By 1970, Petry divided her time between Montreal and London. In Montreal, she joined the print-making studio GRAFF and participated in a group exhibition at North Carolina State University. In 1975, Nancy Petry was one of seven artists invited by the Musée d'art contemporain de Montréal to paint "in situ" at the exhibition Processus '75. Her work Air Currents, composed of sixteen 30"x 48" panels, was noted for its "extreme lightness of treatment, form and material". In 1976, Petry exhibited in the Musée d'art contemporain de Montréal's group show Cent Onze Dessins du Québec. The following year, the National Gallery of Canada toured One Hundred and Eleven Drawings of Quebec across Canada.

In the mid-1970s, Petry's art evolved to include happenings, art interventions and new media. In 1975, she joined the artist-run Véhicule Art, Montreal's first parallel gallery for alternative art including installation, performance and multimedia art. In 1978, she attended a 16mm film-making course conducted by Jenny Okun at the London Film-Makers' Co-op and began incorporating film into her art. In 1979, she created The Shadow Figure collaborating with dancers Édouard Lock and Michelle Fèbvre at Vehicule Art, and Les Naiades with dancer Bonnie Farmer at Montreal's Concordia University in 1994. Her participation in performance art resulted in what critic Jacques-Bernard Roumanes described as "a new pictorial writing based on movement".

Petry also participated in the 2000, 2004, and 2006 London Biennale. In 2008, a retrospective exhibition of her work was held at the Musée des beaux-arts de Mont-Saint-Hilaire, Quebec. Inspired by travel throughout her career, Voyages, a solo exhibition of her early work held at Montreal's Beaux-arts des Amériques gallery in 2014, traced her transition from figurative to abstract art.

In 2015, the Nancy Petry Award was established. Artist Rachel Crummey was presented with the first award on 16 May at the RCA Annual General Assembly held at the Musée d'art contemporain de Montréal.

==Contribution==
In recognition of her contribution to the visual arts, Petry was inducted into the Royal Canadian Academy of Art (RCA) in 2015. As a multidisciplinary artist, Petry influenced painting, print-making and performance art in Canada.

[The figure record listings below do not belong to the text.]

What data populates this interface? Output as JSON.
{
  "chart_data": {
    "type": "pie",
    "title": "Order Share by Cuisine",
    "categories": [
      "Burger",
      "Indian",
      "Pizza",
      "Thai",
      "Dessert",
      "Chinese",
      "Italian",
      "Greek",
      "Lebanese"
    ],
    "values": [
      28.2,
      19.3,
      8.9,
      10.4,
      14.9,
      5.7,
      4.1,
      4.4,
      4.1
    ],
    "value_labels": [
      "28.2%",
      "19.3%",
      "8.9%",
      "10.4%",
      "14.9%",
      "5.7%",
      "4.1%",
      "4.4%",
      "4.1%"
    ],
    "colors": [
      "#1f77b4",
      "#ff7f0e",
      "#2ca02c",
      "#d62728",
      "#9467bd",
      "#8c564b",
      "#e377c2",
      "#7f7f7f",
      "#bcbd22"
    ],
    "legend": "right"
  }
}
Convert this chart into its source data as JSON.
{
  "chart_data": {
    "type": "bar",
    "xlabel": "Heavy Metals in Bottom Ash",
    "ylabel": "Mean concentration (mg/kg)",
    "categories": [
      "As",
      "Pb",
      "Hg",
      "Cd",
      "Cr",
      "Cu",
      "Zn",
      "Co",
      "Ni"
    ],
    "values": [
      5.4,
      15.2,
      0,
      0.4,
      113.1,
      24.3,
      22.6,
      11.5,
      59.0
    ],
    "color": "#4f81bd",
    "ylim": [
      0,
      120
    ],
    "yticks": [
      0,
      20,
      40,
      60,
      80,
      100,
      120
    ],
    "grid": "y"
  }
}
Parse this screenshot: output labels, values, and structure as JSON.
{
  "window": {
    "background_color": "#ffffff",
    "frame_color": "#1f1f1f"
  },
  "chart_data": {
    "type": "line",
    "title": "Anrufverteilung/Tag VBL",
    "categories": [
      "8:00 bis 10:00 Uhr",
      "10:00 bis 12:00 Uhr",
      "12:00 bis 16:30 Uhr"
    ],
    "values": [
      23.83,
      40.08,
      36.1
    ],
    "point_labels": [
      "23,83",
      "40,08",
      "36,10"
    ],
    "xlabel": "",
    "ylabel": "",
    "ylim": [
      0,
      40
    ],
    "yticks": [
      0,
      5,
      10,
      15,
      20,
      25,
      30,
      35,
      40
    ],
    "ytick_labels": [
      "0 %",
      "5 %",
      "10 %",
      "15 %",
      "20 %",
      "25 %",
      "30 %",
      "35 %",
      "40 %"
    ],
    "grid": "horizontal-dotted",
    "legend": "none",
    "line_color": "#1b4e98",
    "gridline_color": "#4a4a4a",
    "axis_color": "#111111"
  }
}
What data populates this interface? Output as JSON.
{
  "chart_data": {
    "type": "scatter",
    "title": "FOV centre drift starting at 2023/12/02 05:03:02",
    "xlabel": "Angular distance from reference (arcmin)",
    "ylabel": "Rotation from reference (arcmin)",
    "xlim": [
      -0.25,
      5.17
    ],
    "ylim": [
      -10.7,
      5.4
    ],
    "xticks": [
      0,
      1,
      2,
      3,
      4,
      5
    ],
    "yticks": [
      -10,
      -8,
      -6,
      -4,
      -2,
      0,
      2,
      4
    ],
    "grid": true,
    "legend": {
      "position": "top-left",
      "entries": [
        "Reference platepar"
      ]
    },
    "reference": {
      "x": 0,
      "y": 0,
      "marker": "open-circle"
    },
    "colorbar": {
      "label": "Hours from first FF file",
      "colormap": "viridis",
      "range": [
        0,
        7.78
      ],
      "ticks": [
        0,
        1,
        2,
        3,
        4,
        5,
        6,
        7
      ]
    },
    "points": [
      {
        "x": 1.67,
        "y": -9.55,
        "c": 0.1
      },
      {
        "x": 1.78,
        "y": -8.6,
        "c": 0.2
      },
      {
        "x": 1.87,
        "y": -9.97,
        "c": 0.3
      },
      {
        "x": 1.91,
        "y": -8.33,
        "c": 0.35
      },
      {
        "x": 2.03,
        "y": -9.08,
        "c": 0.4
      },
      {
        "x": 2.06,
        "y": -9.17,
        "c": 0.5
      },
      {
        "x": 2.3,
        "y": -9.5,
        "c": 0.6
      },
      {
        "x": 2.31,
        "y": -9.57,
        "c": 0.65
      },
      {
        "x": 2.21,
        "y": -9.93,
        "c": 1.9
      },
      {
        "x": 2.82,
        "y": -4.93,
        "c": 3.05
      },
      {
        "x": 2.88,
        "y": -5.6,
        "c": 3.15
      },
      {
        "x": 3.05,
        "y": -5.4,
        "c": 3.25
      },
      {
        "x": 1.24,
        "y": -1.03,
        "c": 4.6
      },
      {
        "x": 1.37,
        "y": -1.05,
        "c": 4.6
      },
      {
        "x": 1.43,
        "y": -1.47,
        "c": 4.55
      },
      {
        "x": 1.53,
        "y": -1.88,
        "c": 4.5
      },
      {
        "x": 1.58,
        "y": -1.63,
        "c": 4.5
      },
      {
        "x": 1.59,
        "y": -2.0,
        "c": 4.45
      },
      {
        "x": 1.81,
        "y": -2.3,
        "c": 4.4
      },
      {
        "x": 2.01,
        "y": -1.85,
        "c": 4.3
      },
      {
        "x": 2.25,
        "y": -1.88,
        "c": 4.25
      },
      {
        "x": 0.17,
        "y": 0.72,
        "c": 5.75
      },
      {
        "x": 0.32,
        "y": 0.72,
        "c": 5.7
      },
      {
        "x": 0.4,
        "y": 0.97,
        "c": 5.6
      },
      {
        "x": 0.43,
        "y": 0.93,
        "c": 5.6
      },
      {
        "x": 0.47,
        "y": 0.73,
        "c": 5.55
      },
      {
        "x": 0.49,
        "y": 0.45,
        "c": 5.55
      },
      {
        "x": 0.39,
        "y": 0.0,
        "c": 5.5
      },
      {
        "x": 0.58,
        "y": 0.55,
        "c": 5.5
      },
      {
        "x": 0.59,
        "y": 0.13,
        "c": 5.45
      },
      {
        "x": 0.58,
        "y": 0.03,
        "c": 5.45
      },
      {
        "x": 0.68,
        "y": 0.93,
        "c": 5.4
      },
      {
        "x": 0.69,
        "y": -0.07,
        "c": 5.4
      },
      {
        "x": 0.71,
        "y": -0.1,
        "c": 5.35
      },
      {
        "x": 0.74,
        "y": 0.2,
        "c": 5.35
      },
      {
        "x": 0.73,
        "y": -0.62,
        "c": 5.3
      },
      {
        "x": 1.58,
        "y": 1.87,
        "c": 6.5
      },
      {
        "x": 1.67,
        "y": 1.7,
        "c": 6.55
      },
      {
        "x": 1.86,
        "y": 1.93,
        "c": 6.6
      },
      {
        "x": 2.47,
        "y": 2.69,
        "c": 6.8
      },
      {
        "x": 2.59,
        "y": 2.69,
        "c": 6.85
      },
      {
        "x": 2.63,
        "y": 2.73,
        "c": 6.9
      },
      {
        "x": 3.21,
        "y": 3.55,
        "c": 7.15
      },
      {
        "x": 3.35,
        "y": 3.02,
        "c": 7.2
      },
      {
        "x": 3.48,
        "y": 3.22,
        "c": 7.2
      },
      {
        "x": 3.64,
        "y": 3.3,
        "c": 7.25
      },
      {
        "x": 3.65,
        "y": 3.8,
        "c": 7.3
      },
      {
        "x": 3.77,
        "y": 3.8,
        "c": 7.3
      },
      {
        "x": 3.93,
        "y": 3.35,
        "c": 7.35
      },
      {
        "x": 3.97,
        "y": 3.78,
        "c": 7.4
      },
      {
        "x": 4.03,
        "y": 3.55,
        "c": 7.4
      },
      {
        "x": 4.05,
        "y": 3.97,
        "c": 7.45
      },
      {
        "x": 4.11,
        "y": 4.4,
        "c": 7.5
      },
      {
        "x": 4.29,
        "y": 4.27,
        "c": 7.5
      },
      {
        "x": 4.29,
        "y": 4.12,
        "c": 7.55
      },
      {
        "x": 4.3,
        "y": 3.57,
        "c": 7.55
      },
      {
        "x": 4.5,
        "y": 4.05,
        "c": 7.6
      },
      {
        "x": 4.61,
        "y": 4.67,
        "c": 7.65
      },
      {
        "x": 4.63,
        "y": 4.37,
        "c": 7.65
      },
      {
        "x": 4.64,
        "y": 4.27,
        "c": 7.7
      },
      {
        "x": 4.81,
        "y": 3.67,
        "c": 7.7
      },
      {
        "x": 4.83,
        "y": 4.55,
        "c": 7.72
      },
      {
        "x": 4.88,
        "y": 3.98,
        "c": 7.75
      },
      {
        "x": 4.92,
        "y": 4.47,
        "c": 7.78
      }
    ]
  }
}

In 1970, she co-founded with Robert Savoie and René Derouin, the Association des graveurs du Québec which later became the Conseil des graveurs du Québec. From 1977 to 1980 as Vice-Chair and Gallery Coordinator at Véhicule Art, Petry brought many national and international artists to Montreal, including: Nan Hoover, Miller and Cameron, and Reindeer Werk. She was also Véhicule Art's delegate to Arte Fiera in Bologna in 1977 and 1978, and was instrumental in "establishing the gallery as the main venue of performance art in Canada".

Petry's work is found in public collections throughout the Commonwealth including: The British Museum in London, National Gallery of Australia in Canberra, National Library of Canada and Canada Council Art Bank in Ottawa, Musée d'art contemporain de Montréal, Bibliothèque et Archives nationales du Québec in Montreal, and Confederation Centre Art Gallery in Charlottetown. Her work is also in the collections of the National Centre for Contemporary Arts in Kaliningrad, Russia, Galleria de arte do Sesi in São Paulo, Brazil, and the Museum of New Art in Detroit.

==Death==
Petry died on 18 November 2024, at the age of 93.